N501Y is also found in the Kent variant found in England, and the two Brazilian variants of concern – P.1. and P.2.

What does E484K do?

The E484K mutation found on the South African variant is more concerning because it tampers with the way immune cells latch onto the virus and destroy it.

Antibodies – substances made by the immune system – appear to be less able to recognise and attack viruses with the E484K mutation if they were made in response to a version of the virus that didn’t have the mutation.

Antibodies are extremely specific and can be outwitted by a virus that changes radically, even if it is essentially the same virus.

South African academics found that 48 per cent of blood samples from people who had been infected in the past did not show an immune response to the new variant. One researcher said it was ‘clear that we have a problem’.
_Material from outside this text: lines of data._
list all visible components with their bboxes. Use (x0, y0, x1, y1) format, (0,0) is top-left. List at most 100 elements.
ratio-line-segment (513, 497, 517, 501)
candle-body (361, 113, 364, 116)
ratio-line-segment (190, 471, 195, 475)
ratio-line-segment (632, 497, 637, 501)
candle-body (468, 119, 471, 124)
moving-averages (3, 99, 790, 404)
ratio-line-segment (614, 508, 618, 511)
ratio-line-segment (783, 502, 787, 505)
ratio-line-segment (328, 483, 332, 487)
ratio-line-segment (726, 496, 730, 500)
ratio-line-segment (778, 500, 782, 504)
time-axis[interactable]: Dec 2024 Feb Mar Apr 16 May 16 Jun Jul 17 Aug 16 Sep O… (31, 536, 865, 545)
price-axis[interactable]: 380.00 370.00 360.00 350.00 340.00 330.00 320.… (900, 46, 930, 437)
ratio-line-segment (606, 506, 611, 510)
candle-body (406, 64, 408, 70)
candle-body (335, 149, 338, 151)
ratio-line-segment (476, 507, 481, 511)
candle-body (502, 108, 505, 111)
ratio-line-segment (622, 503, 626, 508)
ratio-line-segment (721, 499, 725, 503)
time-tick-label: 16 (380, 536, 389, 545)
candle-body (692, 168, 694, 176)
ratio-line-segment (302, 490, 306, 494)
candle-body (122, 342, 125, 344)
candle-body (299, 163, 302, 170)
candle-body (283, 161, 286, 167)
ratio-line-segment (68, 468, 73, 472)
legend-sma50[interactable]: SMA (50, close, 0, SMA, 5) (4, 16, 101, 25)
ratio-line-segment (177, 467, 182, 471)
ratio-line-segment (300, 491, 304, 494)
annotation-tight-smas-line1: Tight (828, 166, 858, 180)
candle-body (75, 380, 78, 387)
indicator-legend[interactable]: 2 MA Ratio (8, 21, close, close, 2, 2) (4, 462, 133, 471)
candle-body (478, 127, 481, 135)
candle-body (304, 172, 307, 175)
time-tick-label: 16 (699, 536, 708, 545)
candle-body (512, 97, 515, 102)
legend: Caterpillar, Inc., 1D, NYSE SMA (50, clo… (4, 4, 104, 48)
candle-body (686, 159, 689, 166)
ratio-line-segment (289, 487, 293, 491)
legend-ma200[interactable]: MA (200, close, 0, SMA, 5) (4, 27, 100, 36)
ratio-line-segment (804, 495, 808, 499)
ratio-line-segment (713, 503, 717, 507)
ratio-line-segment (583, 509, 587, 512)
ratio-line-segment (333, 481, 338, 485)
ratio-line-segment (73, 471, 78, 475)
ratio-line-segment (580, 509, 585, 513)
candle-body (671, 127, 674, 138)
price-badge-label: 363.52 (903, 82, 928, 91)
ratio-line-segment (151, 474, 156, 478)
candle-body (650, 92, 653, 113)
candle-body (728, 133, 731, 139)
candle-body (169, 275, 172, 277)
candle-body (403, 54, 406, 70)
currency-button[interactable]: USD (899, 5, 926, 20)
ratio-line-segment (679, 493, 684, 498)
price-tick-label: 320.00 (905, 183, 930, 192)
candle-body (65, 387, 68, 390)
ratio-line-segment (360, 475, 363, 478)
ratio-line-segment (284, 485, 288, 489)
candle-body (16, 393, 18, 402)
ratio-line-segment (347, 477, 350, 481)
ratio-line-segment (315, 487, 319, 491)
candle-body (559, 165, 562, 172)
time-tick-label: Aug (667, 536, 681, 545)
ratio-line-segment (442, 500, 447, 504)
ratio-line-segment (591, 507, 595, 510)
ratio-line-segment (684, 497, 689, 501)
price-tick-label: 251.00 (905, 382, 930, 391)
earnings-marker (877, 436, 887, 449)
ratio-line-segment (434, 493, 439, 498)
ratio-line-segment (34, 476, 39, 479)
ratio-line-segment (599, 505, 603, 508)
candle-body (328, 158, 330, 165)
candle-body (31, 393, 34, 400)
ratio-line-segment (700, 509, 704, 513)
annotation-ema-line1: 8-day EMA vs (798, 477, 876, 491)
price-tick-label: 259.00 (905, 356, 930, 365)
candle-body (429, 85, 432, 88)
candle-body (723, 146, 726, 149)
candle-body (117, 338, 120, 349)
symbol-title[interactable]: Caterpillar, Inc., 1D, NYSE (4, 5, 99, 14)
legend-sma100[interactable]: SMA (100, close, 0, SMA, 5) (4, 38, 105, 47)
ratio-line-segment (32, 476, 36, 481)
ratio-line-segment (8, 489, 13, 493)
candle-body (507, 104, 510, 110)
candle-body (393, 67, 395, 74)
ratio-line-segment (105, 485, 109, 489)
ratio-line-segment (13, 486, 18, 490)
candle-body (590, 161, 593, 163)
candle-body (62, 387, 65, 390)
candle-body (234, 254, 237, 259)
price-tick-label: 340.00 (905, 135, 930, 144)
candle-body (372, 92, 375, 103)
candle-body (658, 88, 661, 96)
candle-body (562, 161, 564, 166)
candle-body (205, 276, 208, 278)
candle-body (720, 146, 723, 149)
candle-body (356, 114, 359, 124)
Vaccine makers, however, have tried to reassure the public that their vaccines will still work well and will only be made slightly less effective by the variant. 

How many people in the UK have been infected with the variant?  

At least 217 Brits have been infected with this variant, according to Public Health England’s random sampling.

The number is likely to be far higher, however, because PHE has only picked up these cases by randomly scanning the genetics of around 15% of all positive Covid tests in the UK. 

Where else has it been found?

According to the PANGO Lineages website, the variant has been officially recorded in 31 other countries worldwide.  

The UK has had the second highest number of cases after South Africa itself. 

Will vaccines still work against the variant? 

So far, Pfizer and Moderna’s jabs appear only slightly less effective against the South African variant. 

Studies into how well Oxford University/AstraZeneca‘s jab will work against the South African strain are still ongoing. A small study of young people found it offered them minimal protection against mild coronavirus, although this is not the point of the vaccine, which is intended to prevent severe illness and death.

Johnson & Johnson actually trialled its jab in South Africa while the variant was circulating and confirmed that it blocked 57 per cent of coronavirus infections in South Africa, which meets the World Health Organization’s 50 per cent efficacy threshold.